Apple v. Motorola – An End to the Smart Phone Wars or the Harbinger of New Standards for Proving Damages and Injunctions?

Judge Posner’s ruling in Apple v. Motorola last week may have brought an end to the patent war between the parties, but may be a harbinger for tougher standards for proving patent damages and injunctions. Apple and Motorola have accused each other of infringing patents directed to cell phone technology. Following a Daubert hearing, Judge Posner excluded the parties’ damages experts as unreliable. Because the parties cannot prove their respective damages without admissible expert opinion, the Court dismissed the case with prejudice.

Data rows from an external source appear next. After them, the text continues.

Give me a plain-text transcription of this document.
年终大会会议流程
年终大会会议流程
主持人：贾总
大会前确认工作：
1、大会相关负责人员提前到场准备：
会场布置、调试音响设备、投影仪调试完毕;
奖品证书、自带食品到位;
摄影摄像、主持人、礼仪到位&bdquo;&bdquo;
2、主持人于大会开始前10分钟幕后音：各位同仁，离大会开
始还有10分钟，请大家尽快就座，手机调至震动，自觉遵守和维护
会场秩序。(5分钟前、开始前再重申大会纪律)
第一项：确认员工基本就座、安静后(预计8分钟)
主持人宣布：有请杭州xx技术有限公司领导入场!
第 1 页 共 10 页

Judge Posner’s opinion summarized the parties’ deficiencies in their respective claims for damages and injunctions. Of particular note is the issue of Motorola’s request for an injunction against Apple for refusing to pay a royalty under FRAND’s (Fair Reasonable and Non-Discriminatory) terms. The Judge noted that by agreeing to license its patents under the FRAND terms, Motorola had implicitly agreed that a royalty is adequate compensation to license the patented technology. Motorola cannot now seek to enjoin Apple from using technology that it states is a standard essential patent. To do so otherwise would amount to a form of patent hold up because Apple is locked into practicing the invention.

As to Motorola’s damages, Judge Posner dismissed its expert’s opinion as overreaching, characterizing it as “going for broke.” In other words, the Judge considered Motorola’s high damage estimate unsubstantiated in comparison to the actual representation of the patent in Motorola’s licensing portfolio.

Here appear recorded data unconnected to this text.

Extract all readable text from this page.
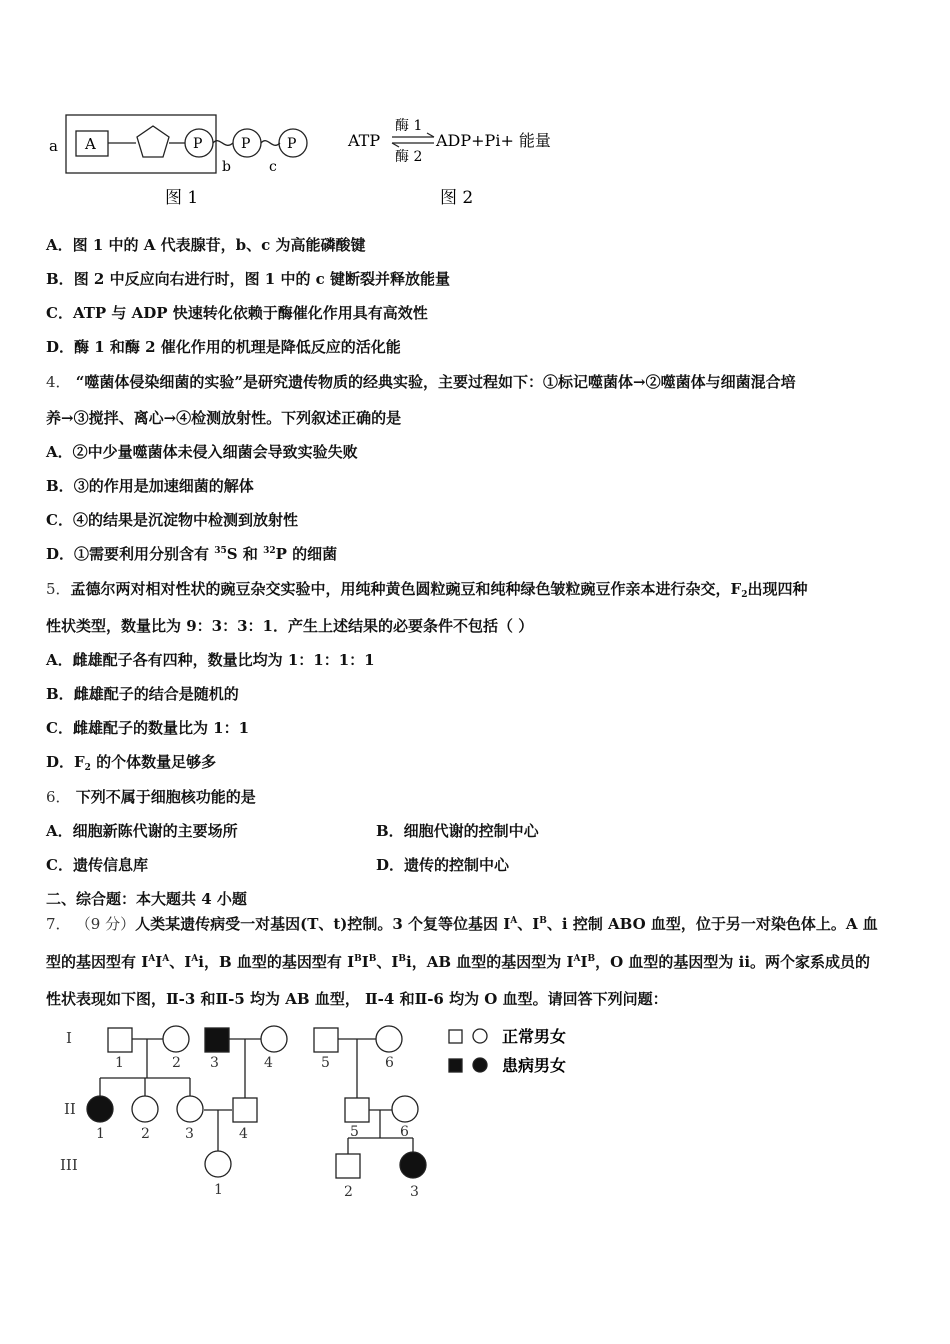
a A	P	P	P
b	c
图 1
ATP
酶 1
酶 2
ADP+Pi+ 能量
图 2
A．图 1 中的 A 代表腺苷，b、c 为高能磷酸键
B．图 2 中反应向右进行时，图 1 中的 c 键断裂并释放能量
C．ATP 与 ADP 快速转化依赖于酶催化作用具有高效性
D．酶 1 和酶 2 催化作用的机理是降低反应的活化能
4． “噬菌体侵染细菌的实验”是研究遗传物质的经典实验，主要过程如下：①标记噬菌体→②噬菌体与细菌混合培
养→③搅拌、离心→④检测放射性。下列叙述正确的是
A．②中少量噬菌体未侵入细菌会导致实验失败
B．③的作用是加速细菌的解体
C．④的结果是沉淀物中检测到放射性
D．①需要利用分别含有 $^{35}$S 和 $^{32}$P 的细菌
5．孟德尔两对相对性状的豌豆杂交实验中，用纯种黄色圆粒豌豆和纯种绿色皱粒豌豆作亲本进行杂交，$F_2$出现四种
性状类型，数量比为 9：3：3：1．产生上述结果的必要条件不包括（ ）
A．雌雄配子各有四种，数量比均为 1：1：1：1
B．雌雄配子的结合是随机的
C．雌雄配子的数量比为 1：1
D．$F_2$ 的个体数量足够多
6． 下列不属于细胞核功能的是
A．细胞新陈代谢的主要场所	B．细胞代谢的控制中心
C．遗传信息库	D．遗传的控制中心
二、综合题：本大题共 4 小题
7． （9 分）人类某遗传病受一对基因(T、t)控制。3 个复等位基因 $I^A$、$I^B$、i 控制 ABO 血型，位于另一对染色体上。A 血
型的基因型有 $I^AI^A$、$I^Ai$，B 血型的基因型有 $I^BI^B$、$I^Bi$，AB 血型的基因型为 $I^AI^B$，O 血型的基因型为 ii。两个家系成员的
性状表现如下图，Ⅱ-3 和Ⅱ-5 均为 AB 血型， Ⅱ-4 和Ⅱ-6 均为 O 血型。请回答下列问题：
I
II
III
1	2 3	4	5	6
1	2	3	4	5	6
1	2	3
正常男女
患病男女
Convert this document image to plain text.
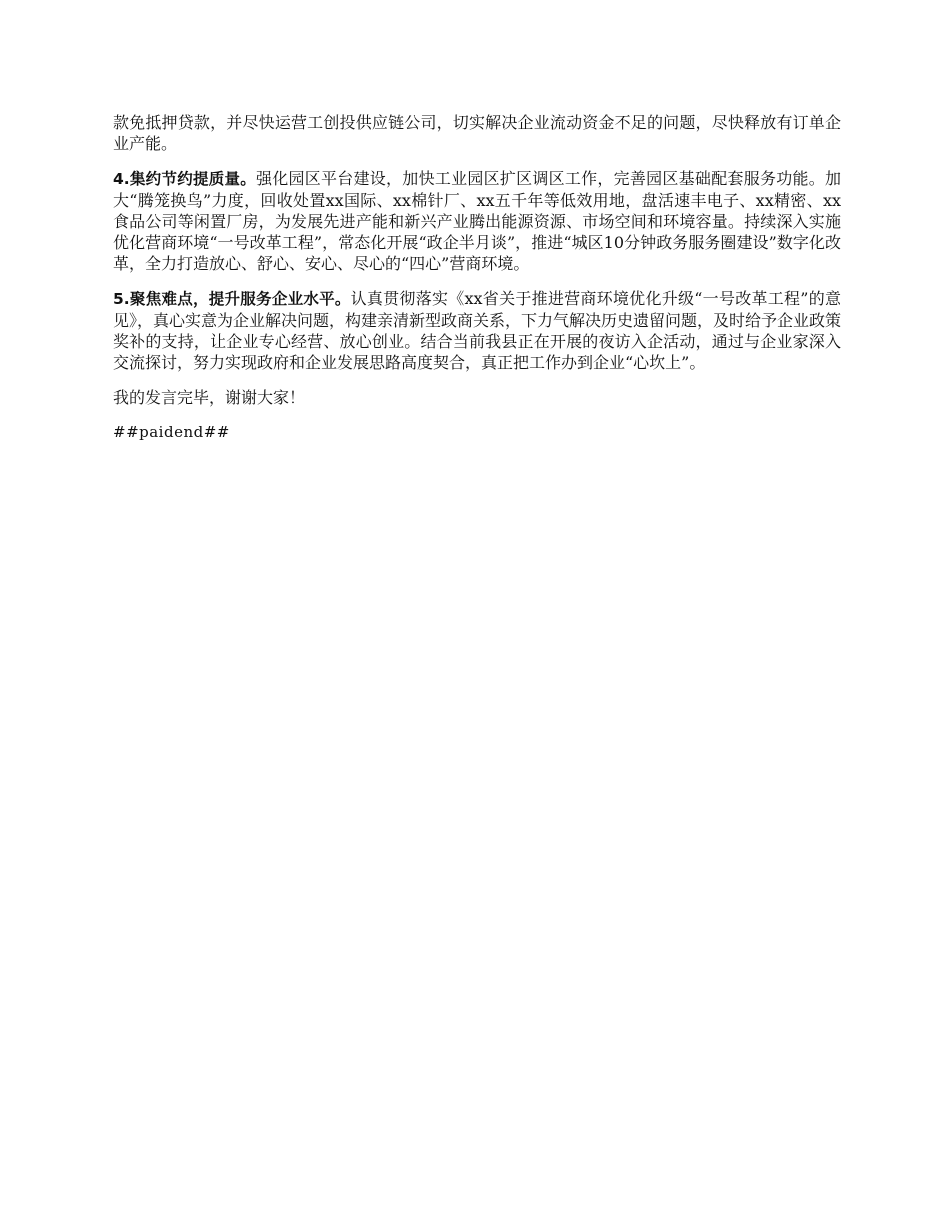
款免抵押贷款，并尽快运营工创投供应链公司，切实解决企业流动资金不足的问题，尽快释放有订单企业产能。

4.集约节约提质量。强化园区平台建设，加快工业园区扩区调区工作，完善园区基础配套服务功能。加大“腾笼换鸟”力度，回收处置xx国际、xx棉针厂、xx五千年等低效用地，盘活速丰电子、xx精密、xx食品公司等闲置厂房，为发展先进产能和新兴产业腾出能源资源、市场空间和环境容量。持续深入实施优化营商环境“一号改革工程”，常态化开展“政企半月谈”，推进“城区10分钟政务服务圈建设”数字化改革，全力打造放心、舒心、安心、尽心的“四心”营商环境。

5.聚焦难点，提升服务企业水平。认真贯彻落实《xx省关于推进营商环境优化升级“一号改革工程”的意见》，真心实意为企业解决问题，构建亲清新型政商关系，下力气解决历史遗留问题，及时给予企业政策奖补的支持，让企业专心经营、放心创业。结合当前我县正在开展的夜访入企活动，通过与企业家深入交流探讨，努力实现政府和企业发展思路高度契合，真正把工作办到企业“心坎上”。

我的发言完毕，谢谢大家！

##paidend##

The Court was likewise unmoved by Apple’s damages case. According to Judge Posner, Apple’s expert failed to show that a reasonable commercial design-around option was available to Motorola to support its damages claim, thus imparting a “reasonableness” aspect to the damages inquiry. Apple argued that even if it could not prove actual damages, it should be entitled to reasonable royalties. This argument did not persuade the Court which stated, “the statute 35 U.S.C. § 284 requires the award of a reasonable royalty, but to argue that this requirement exists even in the absence of any evidence from which a court may derive a reasonable royalty goes beyond the possible meaning of the statute.”

In sum, the Court’s decision left two of the world’s largest technology companies at a litigation stalemate for now. Until we hear from the Federal Circuit, patent litigants should pay heed to this decision in preparing proofs for damages and injunctions.